Down syndrome patients, compared with patients with or without mental retardation, exhibit a 60–100 % prevalence rate for periodontal diseases [1]. The occurrence of plaque-induced gingivitis can be raised by genetic combinations with a similar plaque accumulation [21]. The reason for the degeneration of tooth-supported structures is thus not exclusively insufficient oral hygiene [15], but moreover a generic disposition and immunological dysfunction are responsible for such a development [7, 24].

Contraindications for inserting dental implants include a variety of the symptoms, such as macroglossia, bruxism, and restricted ability to ensure oral hygiene or parafunctions. The faulty communication can also lead to non-observance of postoperative instructions. In the case of immediate treatment excessive stress may arise and favour a failure of the implant [23]. In various studies it is therefore discussed whether implants for this group of patients represent a promising therapy option. It was shown that Down syndrome patients have a reduced bone density in comparison with the average population which is most probably due to muscular hypotension [2, 3]. Ekfeldt et al. report of a 5- to 10-year survival rate of implants corresponding to 85.8 % in patients suffering from neurological and congenital impairments [8]. Clear advantages are seen in this group of patients by avoiding removable prostheses [13, 18].

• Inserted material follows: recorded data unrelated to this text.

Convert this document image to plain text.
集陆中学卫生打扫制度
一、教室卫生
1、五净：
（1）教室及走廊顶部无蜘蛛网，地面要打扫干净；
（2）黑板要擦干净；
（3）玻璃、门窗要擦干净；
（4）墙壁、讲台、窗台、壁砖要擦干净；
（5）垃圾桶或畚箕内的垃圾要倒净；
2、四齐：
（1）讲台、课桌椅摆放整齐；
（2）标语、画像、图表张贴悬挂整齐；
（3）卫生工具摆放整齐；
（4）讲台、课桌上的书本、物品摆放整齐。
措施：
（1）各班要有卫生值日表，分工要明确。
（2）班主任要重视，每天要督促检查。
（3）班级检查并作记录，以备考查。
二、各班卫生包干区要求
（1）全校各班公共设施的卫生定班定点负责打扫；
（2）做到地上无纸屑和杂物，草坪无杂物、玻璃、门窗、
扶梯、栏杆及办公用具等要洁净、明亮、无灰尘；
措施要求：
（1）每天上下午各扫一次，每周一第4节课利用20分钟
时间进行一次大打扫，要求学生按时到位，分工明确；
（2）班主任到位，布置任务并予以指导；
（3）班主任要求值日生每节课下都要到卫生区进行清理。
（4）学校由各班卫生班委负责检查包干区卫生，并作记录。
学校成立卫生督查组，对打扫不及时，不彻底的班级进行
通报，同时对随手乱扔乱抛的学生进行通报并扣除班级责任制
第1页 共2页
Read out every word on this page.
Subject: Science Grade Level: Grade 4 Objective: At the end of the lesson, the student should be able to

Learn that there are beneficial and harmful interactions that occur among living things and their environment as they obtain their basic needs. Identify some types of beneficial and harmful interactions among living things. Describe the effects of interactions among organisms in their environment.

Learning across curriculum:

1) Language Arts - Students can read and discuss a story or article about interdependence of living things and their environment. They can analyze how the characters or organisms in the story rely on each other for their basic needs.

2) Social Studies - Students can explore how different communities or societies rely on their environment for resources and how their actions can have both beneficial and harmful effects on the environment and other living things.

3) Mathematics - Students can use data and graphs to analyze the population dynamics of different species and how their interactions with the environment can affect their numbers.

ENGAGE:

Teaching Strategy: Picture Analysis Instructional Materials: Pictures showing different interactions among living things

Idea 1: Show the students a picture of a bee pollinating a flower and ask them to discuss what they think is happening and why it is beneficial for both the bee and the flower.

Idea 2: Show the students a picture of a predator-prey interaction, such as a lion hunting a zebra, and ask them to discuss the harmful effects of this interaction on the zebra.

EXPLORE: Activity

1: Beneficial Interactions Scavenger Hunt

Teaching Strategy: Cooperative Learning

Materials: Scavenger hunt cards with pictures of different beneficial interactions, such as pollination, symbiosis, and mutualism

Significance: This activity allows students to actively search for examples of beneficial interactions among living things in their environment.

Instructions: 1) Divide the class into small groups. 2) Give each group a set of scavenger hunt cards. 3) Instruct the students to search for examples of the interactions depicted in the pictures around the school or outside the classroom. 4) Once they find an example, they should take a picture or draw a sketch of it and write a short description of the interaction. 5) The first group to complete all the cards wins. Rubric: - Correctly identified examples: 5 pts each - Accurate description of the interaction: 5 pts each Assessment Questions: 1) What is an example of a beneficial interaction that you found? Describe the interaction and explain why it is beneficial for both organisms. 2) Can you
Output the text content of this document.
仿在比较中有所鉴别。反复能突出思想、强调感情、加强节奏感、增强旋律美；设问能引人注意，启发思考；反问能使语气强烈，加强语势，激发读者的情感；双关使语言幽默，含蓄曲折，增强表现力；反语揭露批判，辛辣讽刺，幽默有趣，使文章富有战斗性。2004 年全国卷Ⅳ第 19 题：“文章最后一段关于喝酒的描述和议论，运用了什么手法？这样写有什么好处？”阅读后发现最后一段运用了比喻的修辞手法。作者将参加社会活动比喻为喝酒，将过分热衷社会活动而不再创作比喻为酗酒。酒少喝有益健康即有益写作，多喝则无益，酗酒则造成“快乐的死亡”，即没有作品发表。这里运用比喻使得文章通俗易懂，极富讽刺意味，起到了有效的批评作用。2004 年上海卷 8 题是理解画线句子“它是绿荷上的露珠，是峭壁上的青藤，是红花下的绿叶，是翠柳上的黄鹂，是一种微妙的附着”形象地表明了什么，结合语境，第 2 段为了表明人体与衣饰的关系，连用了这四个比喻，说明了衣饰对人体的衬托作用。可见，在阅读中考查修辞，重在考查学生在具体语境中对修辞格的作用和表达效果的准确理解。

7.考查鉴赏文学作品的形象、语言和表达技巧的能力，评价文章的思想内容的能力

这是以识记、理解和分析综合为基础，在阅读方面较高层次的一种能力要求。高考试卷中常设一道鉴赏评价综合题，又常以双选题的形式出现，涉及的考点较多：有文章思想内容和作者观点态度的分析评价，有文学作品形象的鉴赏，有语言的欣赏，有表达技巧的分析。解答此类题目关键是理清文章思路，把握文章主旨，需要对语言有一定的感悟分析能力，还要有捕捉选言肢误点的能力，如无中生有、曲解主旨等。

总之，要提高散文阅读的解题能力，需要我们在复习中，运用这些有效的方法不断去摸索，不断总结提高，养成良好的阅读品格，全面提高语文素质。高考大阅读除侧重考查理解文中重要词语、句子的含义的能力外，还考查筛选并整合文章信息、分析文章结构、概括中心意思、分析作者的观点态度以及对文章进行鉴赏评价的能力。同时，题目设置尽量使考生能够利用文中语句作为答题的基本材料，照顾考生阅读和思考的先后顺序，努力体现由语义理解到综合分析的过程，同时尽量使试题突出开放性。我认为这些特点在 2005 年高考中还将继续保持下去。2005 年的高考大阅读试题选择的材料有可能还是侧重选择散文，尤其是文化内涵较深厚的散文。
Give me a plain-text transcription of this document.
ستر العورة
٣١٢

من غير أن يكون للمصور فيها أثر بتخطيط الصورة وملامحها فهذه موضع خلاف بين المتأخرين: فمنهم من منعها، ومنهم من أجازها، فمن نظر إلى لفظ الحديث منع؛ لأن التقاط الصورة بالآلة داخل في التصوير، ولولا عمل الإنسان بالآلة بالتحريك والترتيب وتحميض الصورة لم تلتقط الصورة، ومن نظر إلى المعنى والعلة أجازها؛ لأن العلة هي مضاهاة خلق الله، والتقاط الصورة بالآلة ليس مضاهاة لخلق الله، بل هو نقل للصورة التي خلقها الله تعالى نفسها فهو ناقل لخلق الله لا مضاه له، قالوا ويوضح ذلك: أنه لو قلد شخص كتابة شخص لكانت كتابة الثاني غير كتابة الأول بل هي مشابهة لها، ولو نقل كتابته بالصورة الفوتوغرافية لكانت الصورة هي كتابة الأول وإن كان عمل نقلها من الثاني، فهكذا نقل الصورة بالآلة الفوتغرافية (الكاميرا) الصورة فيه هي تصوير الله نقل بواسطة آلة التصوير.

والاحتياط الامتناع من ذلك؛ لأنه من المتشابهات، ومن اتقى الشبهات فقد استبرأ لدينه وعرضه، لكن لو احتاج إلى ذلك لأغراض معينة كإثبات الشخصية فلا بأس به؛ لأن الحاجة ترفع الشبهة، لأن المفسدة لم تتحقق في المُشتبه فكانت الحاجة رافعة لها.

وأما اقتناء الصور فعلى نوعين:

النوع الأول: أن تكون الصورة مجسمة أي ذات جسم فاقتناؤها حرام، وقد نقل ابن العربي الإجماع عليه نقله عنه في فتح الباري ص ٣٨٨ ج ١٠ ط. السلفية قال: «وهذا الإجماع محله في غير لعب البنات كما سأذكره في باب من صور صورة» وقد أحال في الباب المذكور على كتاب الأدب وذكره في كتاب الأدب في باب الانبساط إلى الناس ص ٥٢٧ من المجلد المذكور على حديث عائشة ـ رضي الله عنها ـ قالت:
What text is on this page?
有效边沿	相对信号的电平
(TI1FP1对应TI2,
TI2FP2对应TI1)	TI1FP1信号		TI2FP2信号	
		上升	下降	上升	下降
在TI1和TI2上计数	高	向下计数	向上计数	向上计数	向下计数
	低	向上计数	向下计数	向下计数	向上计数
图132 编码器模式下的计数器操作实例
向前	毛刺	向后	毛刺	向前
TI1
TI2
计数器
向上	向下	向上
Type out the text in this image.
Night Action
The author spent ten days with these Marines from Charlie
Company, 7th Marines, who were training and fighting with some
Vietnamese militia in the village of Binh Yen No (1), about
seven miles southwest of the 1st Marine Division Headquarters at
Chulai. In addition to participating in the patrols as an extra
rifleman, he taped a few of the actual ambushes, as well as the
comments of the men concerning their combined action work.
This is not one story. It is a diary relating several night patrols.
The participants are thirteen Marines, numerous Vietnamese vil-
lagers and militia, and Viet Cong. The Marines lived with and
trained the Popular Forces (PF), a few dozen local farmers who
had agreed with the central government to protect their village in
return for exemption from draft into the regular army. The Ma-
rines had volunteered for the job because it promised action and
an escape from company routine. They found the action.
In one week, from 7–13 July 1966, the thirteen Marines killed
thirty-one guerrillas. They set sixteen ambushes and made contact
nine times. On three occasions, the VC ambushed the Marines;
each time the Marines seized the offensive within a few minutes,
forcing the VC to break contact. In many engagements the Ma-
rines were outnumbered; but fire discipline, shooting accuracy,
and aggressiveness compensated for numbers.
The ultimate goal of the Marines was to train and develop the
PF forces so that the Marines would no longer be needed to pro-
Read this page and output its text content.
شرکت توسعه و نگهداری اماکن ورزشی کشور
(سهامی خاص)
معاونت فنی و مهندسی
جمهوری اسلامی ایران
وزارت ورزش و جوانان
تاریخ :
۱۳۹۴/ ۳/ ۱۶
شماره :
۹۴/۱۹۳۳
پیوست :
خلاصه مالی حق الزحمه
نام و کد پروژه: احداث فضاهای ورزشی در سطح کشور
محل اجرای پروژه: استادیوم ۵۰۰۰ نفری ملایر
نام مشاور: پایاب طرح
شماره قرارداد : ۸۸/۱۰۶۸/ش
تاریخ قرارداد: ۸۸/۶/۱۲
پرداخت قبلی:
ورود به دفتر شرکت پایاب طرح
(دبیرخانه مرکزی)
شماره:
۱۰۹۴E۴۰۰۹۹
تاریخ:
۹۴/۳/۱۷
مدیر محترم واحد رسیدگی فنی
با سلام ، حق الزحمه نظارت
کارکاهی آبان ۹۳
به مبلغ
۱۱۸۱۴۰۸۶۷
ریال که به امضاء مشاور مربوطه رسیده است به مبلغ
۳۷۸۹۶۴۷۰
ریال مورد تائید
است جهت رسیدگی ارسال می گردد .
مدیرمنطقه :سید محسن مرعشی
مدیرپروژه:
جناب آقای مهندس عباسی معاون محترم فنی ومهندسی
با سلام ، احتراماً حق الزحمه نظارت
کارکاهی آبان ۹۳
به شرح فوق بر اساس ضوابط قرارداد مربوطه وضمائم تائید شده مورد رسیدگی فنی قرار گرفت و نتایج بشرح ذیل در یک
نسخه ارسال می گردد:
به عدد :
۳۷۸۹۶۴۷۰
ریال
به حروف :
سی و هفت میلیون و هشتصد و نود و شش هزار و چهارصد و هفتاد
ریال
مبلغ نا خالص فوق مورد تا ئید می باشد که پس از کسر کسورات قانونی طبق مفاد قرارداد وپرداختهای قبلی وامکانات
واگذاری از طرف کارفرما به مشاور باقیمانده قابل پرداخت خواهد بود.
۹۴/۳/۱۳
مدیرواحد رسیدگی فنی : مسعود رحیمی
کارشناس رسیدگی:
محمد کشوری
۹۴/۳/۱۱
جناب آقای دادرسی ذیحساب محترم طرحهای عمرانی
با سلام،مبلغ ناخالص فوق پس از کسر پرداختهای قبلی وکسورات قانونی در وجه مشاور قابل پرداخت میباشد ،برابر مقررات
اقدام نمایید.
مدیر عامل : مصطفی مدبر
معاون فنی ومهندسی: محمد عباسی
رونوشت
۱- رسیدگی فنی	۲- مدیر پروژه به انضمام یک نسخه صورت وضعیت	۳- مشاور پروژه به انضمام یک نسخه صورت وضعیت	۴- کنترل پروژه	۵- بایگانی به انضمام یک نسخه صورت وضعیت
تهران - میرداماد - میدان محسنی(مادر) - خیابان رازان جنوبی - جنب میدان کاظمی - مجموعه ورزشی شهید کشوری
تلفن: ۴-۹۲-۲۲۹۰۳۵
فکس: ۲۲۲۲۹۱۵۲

According to Sadie et al. there are no universal treatment methods for all patients with or without Down syndrome so that a therapy should be aligned to the individual case taking all influencing factors into consideration [22]. Access to dental treatment is essential for people with Down syndrome and should be performed adopting a non-discriminating approach [9].

Case report


The patient (27 years of age, Down syndrome) presented within the scope of an interdisciplinary consultation at the Medical University Graz, Division of Oral Surgery and Orthodontics (Austria). She suffers from mental retardation on the grounds of her underlying disease, is, however able to speak and perform simple daily tasks. The patient lives with her family and works at a special establishment for handicapped persons. No other physical diseases have been diagnosed. Tooth-maintaining measures were performed in the past at larger intervals.

The clinical intra- and extra-oral examination reflects symptoms which are typically seen in patients with Down syndrome. Insufficient oral hygiene and the resulting raised accumulation of plaque with loss of the periodontal attachment as well as moderate gingivitis were diagnosed. In addition, hypoplasia within the area of the midface and a visible macroglossia were identified. In addition the patient exhibited a hypersensitivity in the area of the palate triggering an excessive faucial reflex when gently touched besides hypersalivation which has already been described in the case of Down syndrome patients [10].